Understanding the basic shape of Unix virtual memory management
Although their implementations vary in detail, every modern Unix system
(ie, everyone with
mmap()) has some basic constraints that shape the
general outline of their virtual memory system. While I'm talking about
virtual memory statistics, it's worth running down
this basic shape and what creates it.
(I say this partly because I spend part of writing yesterday's entry sorting bits of this out in my own head.)
mmap() operation is to glue some resource (such as a
portion of a file) into the process's memory address space. Multiple
processes can each map the same resource into their memory space; when
they do, all processes need to share the same pages of physical RAM in
order to keep everyone's view of the resource in sync (in fact you want
this to happen for
write() based IO as well). This implies that a
process's address space is effectively composited together from a bunch
of entities representing different memory areas.

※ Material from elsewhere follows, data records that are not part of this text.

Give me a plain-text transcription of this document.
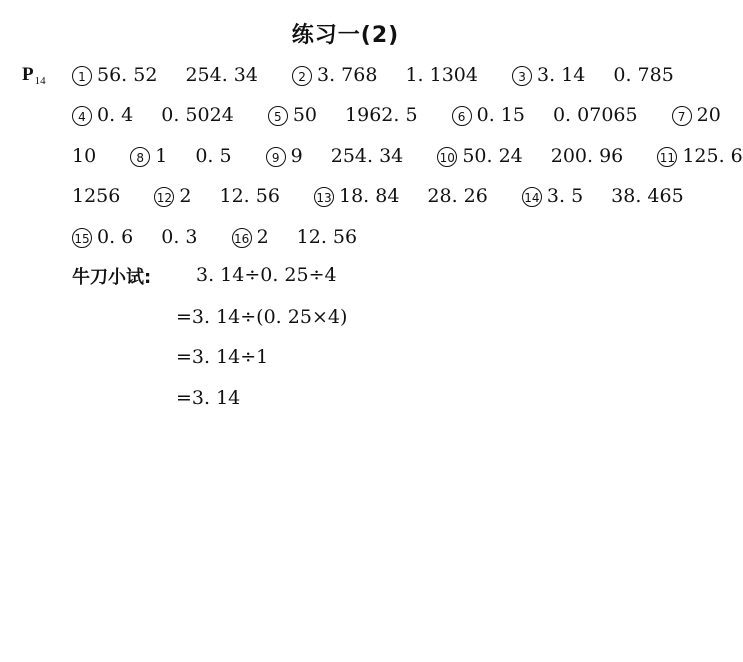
练习一(2)
$P_{14}$	1 56. 52 254. 34	2 3. 768 1. 1304	3 3. 14 0. 785
4 0. 4 0. 5024	5 50 1962. 5	6 0. 15 0. 07065	7 20
10	8 1 0. 5	9 9 254. 34	10 50. 24 200. 96	11 125. 6
1256	12 2 12. 56	13 18. 84 28. 26	14 3. 5 38. 465
15 0. 6 0. 3	16 2 12. 56
牛刀小试: 3. 14÷0. 25÷4
=3. 14÷(0. 25×4)
=3. 14÷1
=3. 14
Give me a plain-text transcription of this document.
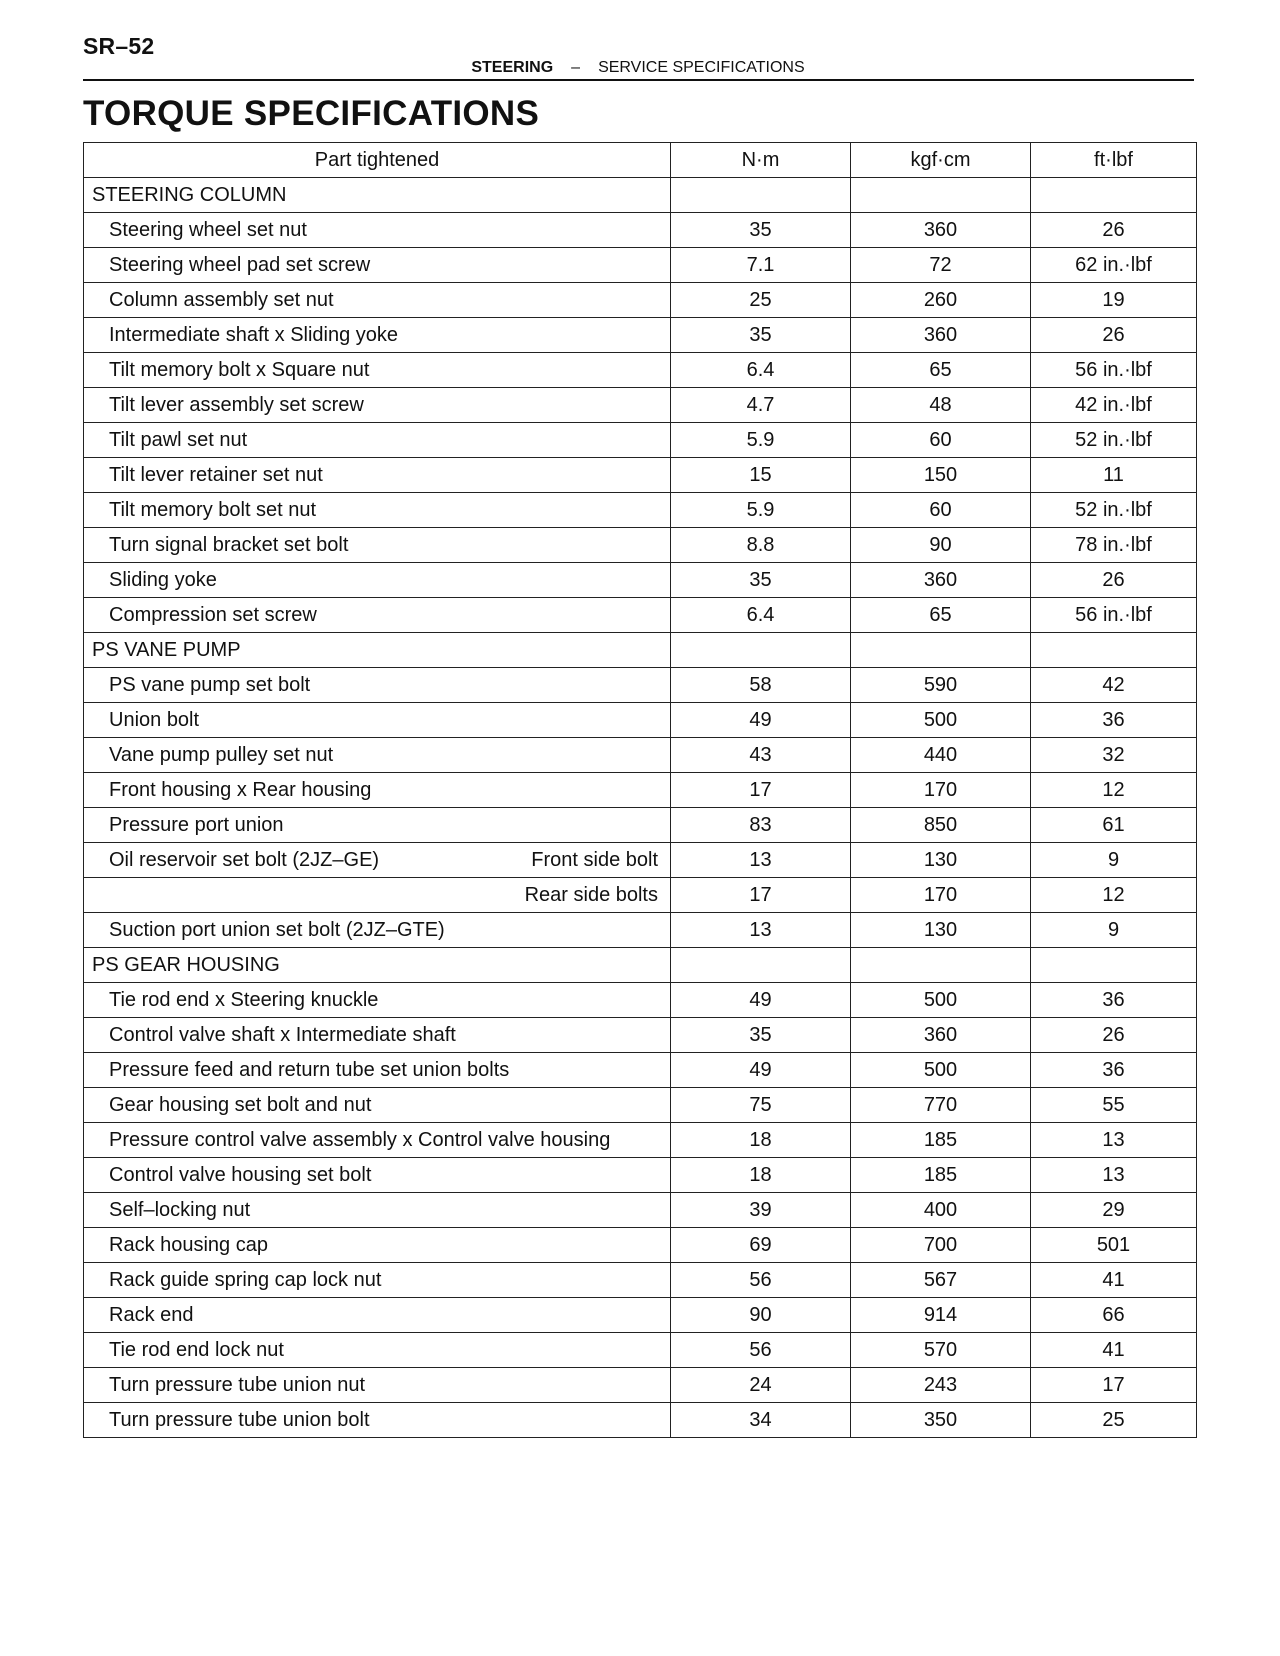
SR–52
STEERING – SERVICE SPECIFICATIONS
TORQUE SPECIFICATIONS
Part tightened	N·m	kgf·cm	ft·lbf
STEERING COLUMN			
Steering wheel set nut	35	360	26
Steering wheel pad set screw	7.1	72	62 in.·lbf
Column assembly set nut	25	260	19
Intermediate shaft x Sliding yoke	35	360	26
Tilt memory bolt x Square nut	6.4	65	56 in.·lbf
Tilt lever assembly set screw	4.7	48	42 in.·lbf
Tilt pawl set nut	5.9	60	52 in.·lbf
Tilt lever retainer set nut	15	150	11
Tilt memory bolt set nut	5.9	60	52 in.·lbf
Turn signal bracket set bolt	8.8	90	78 in.·lbf
Sliding yoke	35	360	26
Compression set screw	6.4	65	56 in.·lbf
PS VANE PUMP			
PS vane pump set bolt	58	590	42
Union bolt	49	500	36
Vane pump pulley set nut	43	440	32
Front housing x Rear housing	17	170	12
Pressure port union	83	850	61

Oil reservoir set bolt (2JZ–GE) Front side bolt	13	130	9
Rear side bolts	17	170	12
Suction port union set bolt (2JZ–GTE)	13	130	9
PS GEAR HOUSING			
Tie rod end x Steering knuckle	49	500	36
Control valve shaft x Intermediate shaft	35	360	26
Pressure feed and return tube set union bolts	49	500	36
Gear housing set bolt and nut	75	770	55
Pressure control valve assembly x Control valve housing	18	185	13
Control valve housing set bolt	18	185	13
Self–locking nut	39	400	29
Rack housing cap	69	700	501
Rack guide spring cap lock nut	56	567	41
Rack end	90	914	66
Tie rod end lock nut	56	570	41
Turn pressure tube union nut	24	243	17
Turn pressure tube union bolt	34	350	25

However, this compositing needs to involve a layer of indirection. Processes don't all map a resource at the same address space (for example, a shared library may be mapped at many different addresses), plus processes can overlay private changes on top of shared resources (eg, copy on write for various things). This implies a two step mapping; a process has 'virtual memory areas' holding information used to build its own page table (and to track private versions of pages), and these then point to a shared data structure to keep track of the actual resource, what pages it has in RAM, and so on.
(If we construe 'process' broadly, processes sometimes share VMAs; threads traditionally run in a shared address space, for example.)
In theory, Unix systems could have what I will call coherent page table mappings of resources, where if a single process brought a page of a shared resource into RAM all processes using that resource would get a page table entry for that page. In practice, this would involve a lot of page table changes for processes that don't care about the pages in question and may never refer to it, so I think that basically all Unix processes have incoherent mappings; a page of a resource may be in RAM and be mapped by other processes using it without this process having a PTE for it. When your process tries to refer to that page it will take a soft page fault to establish the PTE it needs and then immediately go on.
(The traditional distinction between soft page faults and hard page faults is that a hard page fault needs to fetch things from disk while a soft page fault just updates things in memory.)
In turn this means that a page of a shared resource can be taken away from your process in one of two ways; call these 'local' and 'global'. A 'local' removal just removes your PTE for the page, but it stays mapped by any other processes that are using it. A 'global' removal makes the page unreferenced by anyone by removing all PTEs in all processes that were (still) using it. Normally you hope to get rid of pages by a series of local removals that result in the page not being mapped by anyone, at which point you can do a free global removal.
This obviously complicates efforts to answer questions about memory usage where it involves shared resources. A shared resource will be using some number of pages of RAM, but not all of those pages will be mapped in any particular process or group of processes. In fact it may not be possible to determine how many active pages a particular resource has because your system may only give you a 'per-process' view of shared resources.